The phenomenon is turning out to be more widespread. [ Proc. Natl. Acad. Sci. vol. 111 pp. E4342 – E4349 ’14 ] KSHV (Kaposi’s Sarcoma HerpesVirus) causes (what else?) Kaposi’s sarcoma, a tumor quite rare until people with AIDS started developing it (due to their lousy immune system being unable to contend with the virus). Open reading frame 73 (ORF73) codes for a major latency associated nuclear antigen 1 (LANA1). It has 3 domains a basic amino terminal region, an acidic central repeat region (divisible into CR1, CR2 and CR3) and another basic carboxy terminal region. LANA1 is involved in maintaning KSHV episomes, regulation of viral latency, transcriptional regulation of viral and cellular genes.

LANA1 is made of multiple high and lower molecular weight isoforms — e.g. a LANA ladder band pattern seen in immunoblotting.

This work shows that LANA1 (and also Epstein Barr Nuclear antigen 1` ) undergo highly efficient +1 and -2 programmed frameshifting, to generate previously undescribed alternative reading frame proteins in their repeat regions. Programmed frameshifting to generate multiple proteins from one RNA sequence can increase coding capacity, without increasing the size of the viral capsid.
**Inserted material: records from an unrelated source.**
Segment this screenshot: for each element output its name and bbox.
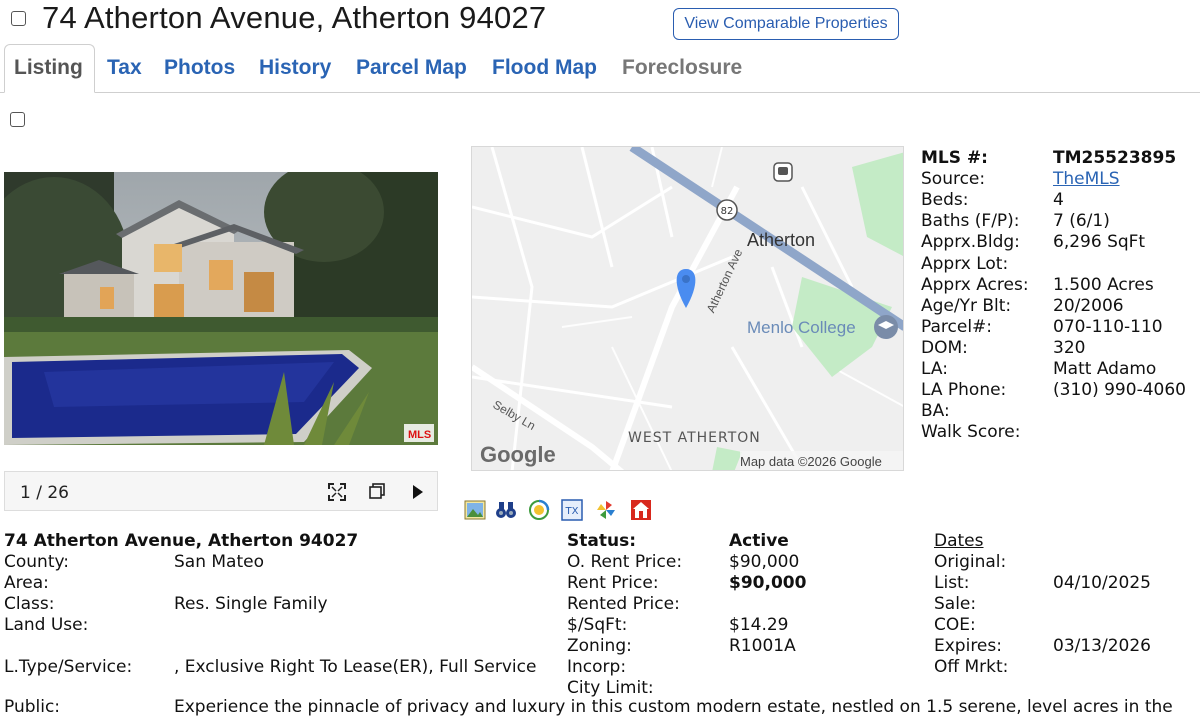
rent-price-value: $90,000 bbox=[729, 573, 807, 593]
buyer-agent-label: BA: bbox=[921, 401, 950, 421]
orig-rent-price-value: $90,000 bbox=[729, 552, 800, 572]
off-market-label: Off Mrkt: bbox=[934, 657, 1009, 677]
zoning-label: Zoning: bbox=[567, 636, 632, 656]
details-address: 74 Atherton Avenue, Atherton 94027 bbox=[4, 531, 359, 551]
agent-phone-value: (310) 990-4060 bbox=[1053, 380, 1186, 400]
beds-label: Beds: bbox=[921, 190, 969, 210]
year-built-label: Age/Yr Blt: bbox=[921, 296, 1012, 316]
map-college-label: Menlo College bbox=[747, 318, 856, 337]
mls-number-label: MLS #: bbox=[921, 148, 988, 168]
walk-score-label: Walk Score: bbox=[921, 422, 1021, 442]
parcel-value: 070-110-110 bbox=[1053, 317, 1163, 337]
tab-foreclosure[interactable]: Foreclosure bbox=[622, 56, 742, 80]
tab-tax[interactable]: Tax bbox=[107, 56, 142, 80]
map-attribution[interactable]: Map data ©2026 Google bbox=[740, 454, 882, 469]
list-date-label: List: bbox=[934, 573, 970, 593]
acres-label: Apprx Acres: bbox=[921, 275, 1029, 295]
tab-photos[interactable]: Photos bbox=[164, 56, 235, 80]
listing-agent-value: Matt Adamo bbox=[1053, 359, 1157, 379]
tab-listing[interactable]: Listing bbox=[14, 56, 83, 80]
mls-number-value: TM25523895 bbox=[1053, 148, 1177, 168]
zoning-value: R1001A bbox=[729, 636, 796, 656]
source-link[interactable]: TheMLS bbox=[1053, 169, 1120, 189]
listing-agent-label: LA: bbox=[921, 359, 948, 379]
google-logo[interactable]: Google bbox=[480, 442, 556, 467]
status-label: Status: bbox=[567, 531, 636, 551]
svg-text:TX: TX bbox=[565, 506, 579, 517]
map-area-label: WEST ATHERTON bbox=[628, 430, 761, 446]
beds-value: 4 bbox=[1053, 190, 1064, 210]
rent-price-label: Rent Price: bbox=[567, 573, 659, 593]
play-icon[interactable] bbox=[412, 484, 424, 500]
select-listing-checkbox[interactable] bbox=[11, 11, 26, 26]
bldg-size-value: 6,296 SqFt bbox=[1053, 232, 1146, 252]
source-label: Source: bbox=[921, 169, 986, 189]
photo-icon[interactable] bbox=[464, 499, 486, 521]
county-label: County: bbox=[4, 552, 70, 572]
tax-icon[interactable]: TX bbox=[561, 499, 583, 521]
price-per-sqft-label: $/SqFt: bbox=[567, 615, 628, 635]
property-photo[interactable]: MLS bbox=[4, 172, 438, 445]
dom-label: DOM: bbox=[921, 338, 968, 358]
photo-counter: 1 / 26 bbox=[20, 483, 69, 503]
binoculars-icon[interactable] bbox=[495, 499, 517, 521]
rented-price-label: Rented Price: bbox=[567, 594, 680, 614]
popout-icon[interactable] bbox=[369, 483, 386, 500]
coe-date-label: COE: bbox=[934, 615, 976, 635]
class-label: Class: bbox=[4, 594, 55, 614]
list-date-value: 04/10/2025 bbox=[1053, 573, 1151, 593]
pinwheel-icon[interactable] bbox=[595, 499, 617, 521]
tabs-divider bbox=[0, 92, 1200, 93]
view-comparable-properties-button[interactable]: View Comparable Properties bbox=[673, 8, 899, 40]
listing-select-checkbox[interactable] bbox=[10, 112, 25, 127]
public-remarks-label: Public: bbox=[4, 697, 61, 717]
baths-value: 7 (6/1) bbox=[1053, 211, 1110, 231]
city-limit-label: City Limit: bbox=[567, 678, 654, 698]
class-value: Res. Single Family bbox=[174, 594, 328, 614]
county-value: San Mateo bbox=[174, 552, 264, 572]
location-map[interactable]: 82 Atherton Atherton Ave Selby Ln Menlo … bbox=[471, 146, 904, 471]
photo-pager: 1 / 26 bbox=[4, 471, 438, 511]
acres-value: 1.500 Acres bbox=[1053, 275, 1154, 295]
bldg-size-label: Apprx.Bldg: bbox=[921, 232, 1020, 252]
parcel-label: Parcel#: bbox=[921, 317, 993, 337]
mls-watermark: MLS bbox=[408, 429, 431, 441]
original-date-label: Original: bbox=[934, 552, 1007, 572]
public-remarks-value: Experience the pinnacle of privacy and l… bbox=[174, 697, 1173, 717]
area-label: Area: bbox=[4, 573, 49, 593]
dates-heading: Dates bbox=[934, 531, 984, 551]
expires-date-label: Expires: bbox=[934, 636, 1002, 656]
tab-flood-map[interactable]: Flood Map bbox=[492, 56, 597, 80]
orig-rent-price-label: O. Rent Price: bbox=[567, 552, 683, 572]
status-value: Active bbox=[729, 531, 789, 551]
land-use-label: Land Use: bbox=[4, 615, 89, 635]
sale-date-label: Sale: bbox=[934, 594, 977, 614]
walk-score-icon[interactable] bbox=[528, 499, 550, 521]
incorp-label: Incorp: bbox=[567, 657, 627, 677]
map-city-label: Atherton bbox=[747, 230, 815, 250]
lot-size-label: Apprx Lot: bbox=[921, 254, 1009, 274]
listing-type-value: , Exclusive Right To Lease(ER), Full Ser… bbox=[174, 657, 537, 677]
fullscreen-icon[interactable] bbox=[328, 483, 346, 501]
page-title: 74 Atherton Avenue, Atherton 94027 bbox=[42, 0, 547, 35]
price-per-sqft-value: $14.29 bbox=[729, 615, 789, 635]
tab-parcel-map[interactable]: Parcel Map bbox=[356, 56, 467, 80]
expires-date-value: 03/13/2026 bbox=[1053, 636, 1151, 656]
year-built-value: 20/2006 bbox=[1053, 296, 1124, 316]
home-value-icon[interactable] bbox=[630, 499, 652, 521]
baths-label: Baths (F/P): bbox=[921, 211, 1020, 231]
tab-history[interactable]: History bbox=[259, 56, 331, 80]
listing-type-label: L.Type/Service: bbox=[4, 657, 133, 677]
agent-phone-label: LA Phone: bbox=[921, 380, 1007, 400]
route-shield-label: 82 bbox=[721, 206, 734, 217]
dom-value: 320 bbox=[1053, 338, 1086, 358]
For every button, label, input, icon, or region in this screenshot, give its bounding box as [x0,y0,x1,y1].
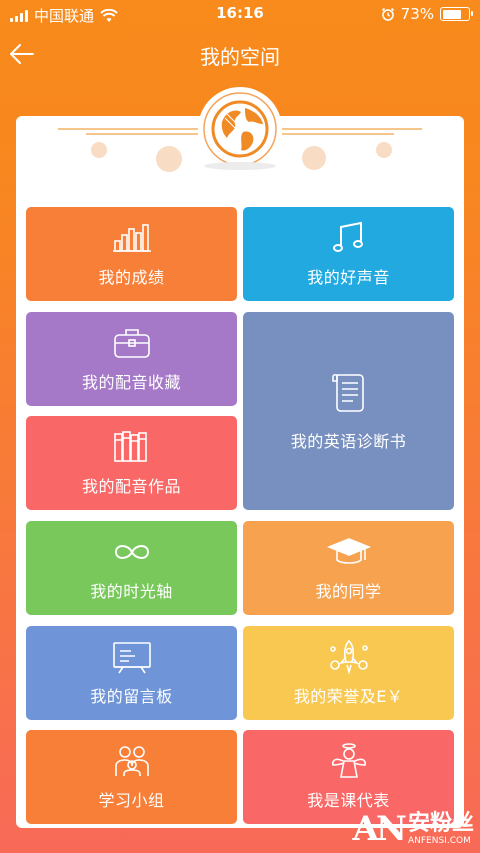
tile-label: 我是课代表 [307,791,390,810]
nav-bar: 我的空间 [0,32,480,76]
battery-percent: 73% [400,5,434,23]
watermark: AN 安粉丝 ANFENSI.COM [353,809,474,849]
tile-my-timeline[interactable]: 我的时光轴 [26,521,237,615]
tile-label: 我的好声音 [307,268,390,287]
battery-fill [442,9,461,19]
tile-my-english-diagnosis[interactable]: 我的英语诊断书 [243,312,454,510]
battery-icon [440,7,473,21]
status-bar: 中国联通 16:16 73% [0,0,480,28]
tile-my-classmates[interactable]: 我的同学 [243,521,454,615]
tile-my-scores[interactable]: 我的成绩 [26,207,237,301]
tile-my-dub-works[interactable]: 我的配音作品 [26,416,237,510]
header-deco-line-left [58,128,198,130]
tile-label: 我的时光轴 [90,582,173,601]
rocket-icon [327,639,371,675]
tile-label: 我的配音收藏 [81,373,181,392]
graduation-cap-icon [326,534,371,570]
briefcase-icon [110,325,154,361]
tile-label: 我的留言板 [90,687,173,706]
header-deco-dot [376,142,392,158]
watermark-logo: AN [352,809,407,849]
watermark-text: 安粉丝 ANFENSI.COM [407,810,474,846]
header-deco-line-left-2 [86,133,198,135]
books-icon [110,429,154,465]
tile-label: 我的英语诊断书 [290,432,407,451]
infinity-icon [110,534,154,570]
status-right: 73% [381,5,473,23]
scroll-icon [327,370,371,414]
angel-icon [327,743,371,779]
header-deco-dot [91,142,107,158]
group-icon [110,743,154,779]
bar-chart-icon [110,220,154,256]
tile-label: 学习小组 [98,791,165,810]
tile-study-group[interactable]: 学习小组 [26,730,237,824]
tile-my-good-voice[interactable]: 我的好声音 [243,207,454,301]
tile-label: 我的配音作品 [81,477,181,496]
tile-label: 我的荣誉及E￥ [293,687,404,706]
alarm-icon [381,7,394,21]
watermark-name: 安粉丝 [407,810,474,836]
header-deco-line-right-2 [282,133,394,135]
music-note-icon [327,220,371,256]
tile-my-dub-favorites[interactable]: 我的配音收藏 [26,312,237,406]
watermark-domain: ANFENSI.COM [407,835,471,846]
header-deco-line-right [282,128,422,130]
header-deco-dot [302,146,326,170]
chalkboard-icon [110,639,154,675]
tile-my-message-board[interactable]: 我的留言板 [26,626,237,720]
tile-my-honors[interactable]: 我的荣誉及E￥ [243,626,454,720]
header-deco-dot [156,146,182,172]
globe-icon [195,84,285,174]
tile-label: 我的同学 [315,582,382,601]
space-card: 我的成绩 我的好声音 我的配音收藏 我的英语诊断书 我的配音作品 我的时光轴 我… [16,87,464,828]
page-title: 我的空间 [200,45,280,69]
tile-label: 我的成绩 [98,268,165,287]
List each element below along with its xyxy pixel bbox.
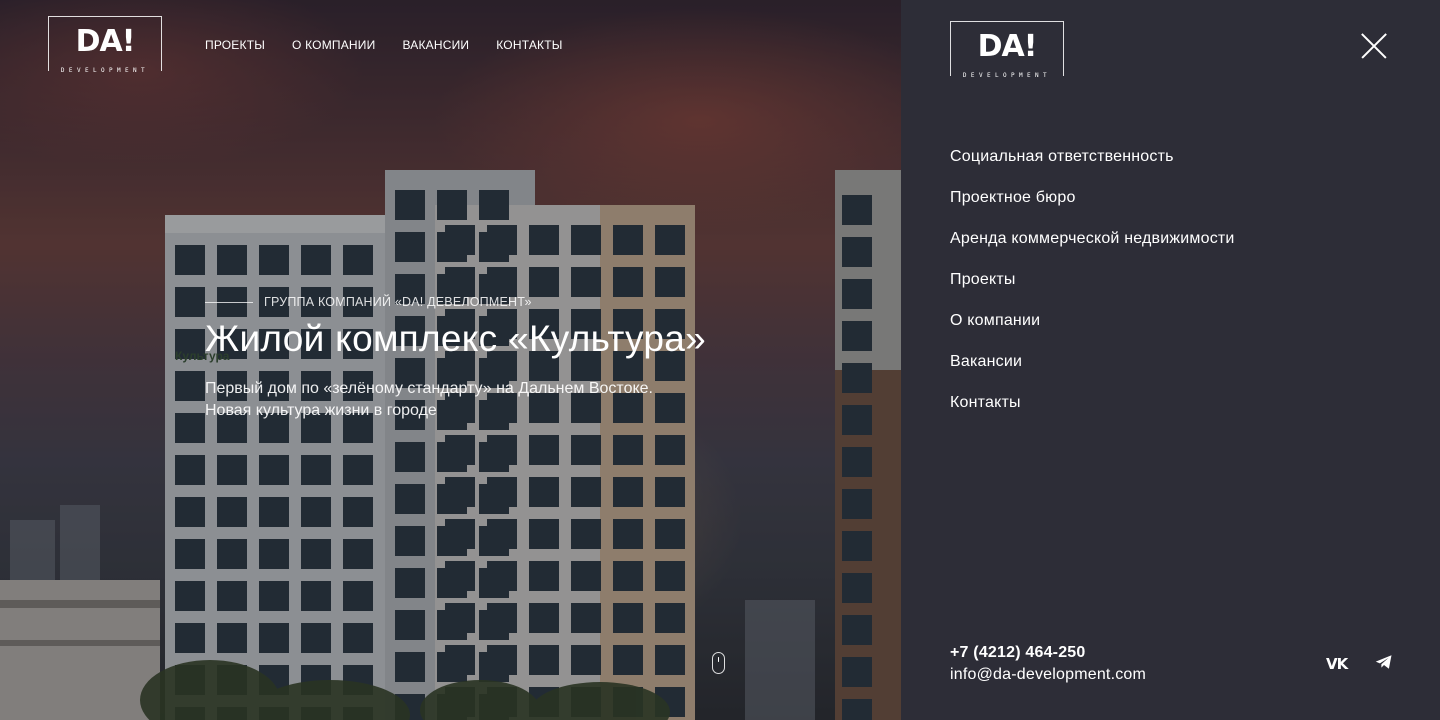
- hero-logo[interactable]: DA! DEVELOPMENT: [48, 16, 162, 74]
- nav-vacancies[interactable]: ВАКАНСИИ: [402, 38, 469, 52]
- telegram-icon-glyph: [1375, 655, 1392, 669]
- top-navigation: ПРОЕКТЫ О КОМПАНИИ ВАКАНСИИ КОНТАКТЫ: [205, 38, 563, 52]
- menu-item-contacts[interactable]: Контакты: [950, 393, 1250, 412]
- hero-description: Первый дом по «зелёному стандарту» на Да…: [205, 378, 765, 422]
- hero-title: Жилой комплекс «Культура»: [205, 318, 707, 359]
- logo-mark: DA!: [977, 29, 1038, 64]
- close-icon[interactable]: [1361, 33, 1387, 59]
- vk-icon[interactable]: VK: [1326, 654, 1348, 674]
- menu-item-commercial-rent[interactable]: Аренда коммерческой недвижимости: [950, 229, 1250, 248]
- hero-overlay: [0, 0, 901, 720]
- eyebrow-line: [205, 301, 253, 303]
- menu-item-projects[interactable]: Проекты: [950, 270, 1250, 289]
- scroll-mouse-icon[interactable]: [712, 652, 725, 674]
- eyebrow-text: ГРУППА КОМПАНИЙ «DA! ДЕВЕЛОПМЕНТ»: [264, 295, 532, 309]
- nav-projects[interactable]: ПРОЕКТЫ: [205, 38, 265, 52]
- hero-eyebrow: ГРУППА КОМПАНИЙ «DA! ДЕВЕЛОПМЕНТ»: [205, 295, 532, 309]
- hero-description-line-1: Первый дом по «зелёному стандарту» на Да…: [205, 380, 653, 397]
- email-link[interactable]: info@da-development.com: [950, 664, 1146, 686]
- vk-icon-glyph: VK: [1326, 655, 1348, 673]
- side-menu: Социальная ответственность Проектное бюр…: [950, 147, 1250, 434]
- panel-logo[interactable]: DA! DEVELOPMENT: [950, 21, 1064, 79]
- phone-link[interactable]: +7 (4212) 464-250: [950, 642, 1146, 664]
- menu-item-design-bureau[interactable]: Проектное бюро: [950, 188, 1250, 207]
- menu-item-vacancies[interactable]: Вакансии: [950, 352, 1250, 371]
- contacts-block: +7 (4212) 464-250 info@da-development.co…: [950, 642, 1146, 686]
- hero-description-line-2: Новая культура жизни в городе: [205, 402, 437, 419]
- menu-item-about[interactable]: О компании: [950, 311, 1250, 330]
- hero-background: Культура: [0, 0, 901, 720]
- menu-item-social-responsibility[interactable]: Социальная ответственность: [950, 147, 1250, 166]
- nav-about[interactable]: О КОМПАНИИ: [292, 38, 375, 52]
- logo-subtitle: DEVELOPMENT: [60, 67, 150, 74]
- logo-mark: DA!: [75, 24, 136, 59]
- nav-contacts[interactable]: КОНТАКТЫ: [496, 38, 562, 52]
- logo-subtitle: DEVELOPMENT: [962, 72, 1052, 79]
- telegram-icon[interactable]: [1375, 654, 1397, 674]
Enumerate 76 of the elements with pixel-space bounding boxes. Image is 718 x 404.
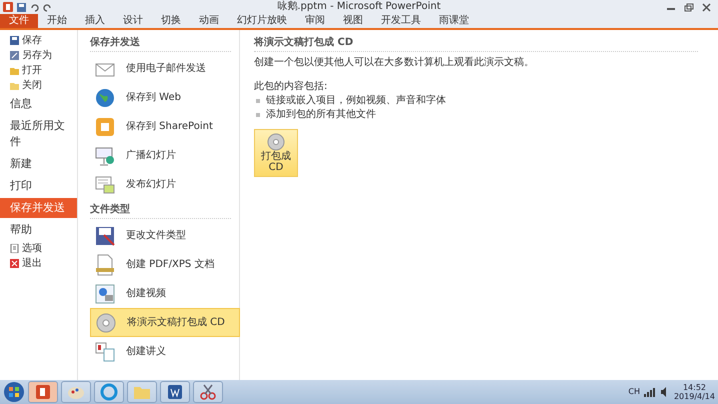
send-option[interactable]: 将演示文稿打包成 CD [90, 308, 240, 337]
backstage-nav-item[interactable]: 打印 [0, 176, 77, 196]
start-button-icon[interactable] [3, 381, 25, 403]
ribbon-tab[interactable]: 雨课堂 [430, 14, 478, 28]
send-option[interactable]: 创建讲义 [90, 337, 240, 366]
powerpoint-logo-icon [3, 2, 13, 12]
section-heading: 保存并发送 [90, 36, 231, 52]
backstage-nav-item[interactable]: 另存为 [0, 48, 77, 63]
video-icon [94, 282, 116, 304]
ribbon-tab[interactable]: 开始 [38, 14, 76, 28]
globe-icon [94, 86, 116, 108]
backstage-nav-item[interactable]: 选项 [0, 241, 77, 256]
word-icon [166, 383, 184, 401]
powerpoint-icon [34, 383, 52, 401]
bullet-icon [256, 99, 260, 103]
backstage-nav-item[interactable]: 新建 [0, 154, 77, 174]
taskbar-app[interactable] [160, 381, 190, 403]
language-indicator[interactable]: CH [628, 386, 640, 398]
scissors-icon [199, 383, 217, 401]
bullet-text: 链接或嵌入项目，例如视频、声音和字体 [266, 95, 446, 107]
contents-label: 此包的内容包括: [254, 81, 328, 93]
package-cd-button[interactable]: 打包成 CD [254, 129, 298, 177]
ribbon-tab[interactable]: 切换 [152, 14, 190, 28]
ribbon-tab[interactable]: 动画 [190, 14, 228, 28]
save-as-icon [10, 51, 19, 60]
ribbon-tab[interactable]: 幻灯片放映 [228, 14, 296, 28]
backstage-nav-item[interactable]: 帮助 [0, 220, 77, 240]
browser-icon [100, 383, 118, 401]
redo-icon[interactable] [43, 2, 52, 12]
disc-icon [95, 312, 117, 334]
save-icon[interactable] [17, 2, 26, 12]
exit-icon [10, 259, 19, 268]
handout-icon [94, 340, 116, 362]
restore-icon[interactable] [684, 2, 694, 12]
description-text: 创建一个包以便其他人可以在大多数计算机上观看此演示文稿。 [254, 57, 535, 69]
backstage-nav-item[interactable]: 最近所用文件 [0, 116, 77, 152]
clock-date: 2019/4/14 [674, 392, 715, 401]
network-icon[interactable] [644, 387, 656, 397]
slides-icon [94, 174, 116, 196]
section-heading: 文件类型 [90, 203, 231, 219]
ribbon-tab[interactable]: 插入 [76, 14, 114, 28]
clock[interactable]: 14:52 2019/4/14 [674, 383, 715, 401]
ribbon-tab[interactable]: 设计 [114, 14, 152, 28]
send-option[interactable]: 保存到 Web [90, 83, 240, 112]
send-option[interactable]: 创建视频 [90, 279, 240, 308]
window-title: 咏鹅.pptm - Microsoft PowerPoint [276, 1, 442, 13]
save-as-icon [94, 224, 116, 246]
undo-icon[interactable] [30, 2, 39, 12]
send-option[interactable]: 发布幻灯片 [90, 170, 240, 199]
backstage-nav-item[interactable]: 保存 [0, 33, 77, 48]
document-icon [94, 254, 116, 276]
taskbar-app[interactable] [28, 381, 58, 403]
backstage-nav-item[interactable]: 关闭 [0, 78, 77, 93]
ribbon-tab[interactable]: 开发工具 [372, 14, 430, 28]
ribbon-tab[interactable]: 审阅 [296, 14, 334, 28]
ribbon-tab[interactable]: 视图 [334, 14, 372, 28]
pane-title: 将演示文稿打包成 CD [254, 36, 698, 52]
projector-screen-icon [94, 144, 116, 166]
disc-icon [267, 133, 285, 151]
ribbon-tab[interactable]: 文件 [0, 14, 38, 28]
send-option[interactable]: 创建 PDF/XPS 文档 [90, 250, 240, 279]
taskbar-app[interactable] [193, 381, 223, 403]
send-option[interactable]: 保存到 SharePoint [90, 112, 240, 141]
backstage-nav-item[interactable]: 打开 [0, 63, 77, 78]
close-icon[interactable] [702, 2, 711, 12]
document-icon [10, 244, 19, 253]
backstage-nav-item[interactable]: 信息 [0, 94, 77, 114]
backstage-nav-item[interactable]: 保存并发送 [0, 198, 77, 218]
backstage-nav-item[interactable]: 退出 [0, 256, 77, 271]
clock-time: 14:52 [682, 383, 708, 392]
bullet-text: 添加到包的所有其他文件 [266, 109, 376, 121]
send-option[interactable]: 使用电子邮件发送 [90, 54, 240, 83]
bullet-icon [256, 113, 260, 117]
save-icon [10, 36, 19, 45]
send-option[interactable]: 广播幻灯片 [90, 141, 240, 170]
send-option[interactable]: 更改文件类型 [90, 221, 240, 250]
The presence of similar repeat sequences in human genes (such as huntingtin — the defective gene in Huntington’s chorea) implies that we should look for frame shifting translation in ourselves as well as in viruses. In the case of mutant huntingtin frame shifting in the abnormally expanded CAG tracts rproduces proteins containing polyAlanine or polySerineArginine tracts.

Well G, A , T and C are the 1’s and 0’s of the way genetic information is stored in our genomic computer. It really isn’t surprising that the genome can be read in alternate frames. In the old days, textual information in bytes had parity bits to make sure the 1’s and 0’s were read in the correct frame. There is nothing like that in our genome (except for the 3 stop codons).

What is truly suprising it that reading in alternate frame produces ‘meaningful’ proteins. This gets us into philosophical waters. Clearly

Erf oxa ndd oga teo urp etr at

Rfo xan ddo gat eou rpe tra t

aren’t meaningful to us. Yet gag and pol are quite meaningful (even life and death meaningful) to the AIDS virus. So meaningful in the biologic sense, means able to function in the larger context of the cell. That really is the case for linguistic meaning. You have to know a lot about the world (and speak English) for the word cat to be meaningful to you. So meaning can never be defined by the word itself. Probably the same is true for concepts as well, but I’ll leave that to the philosophers, or any who choose to comment on this.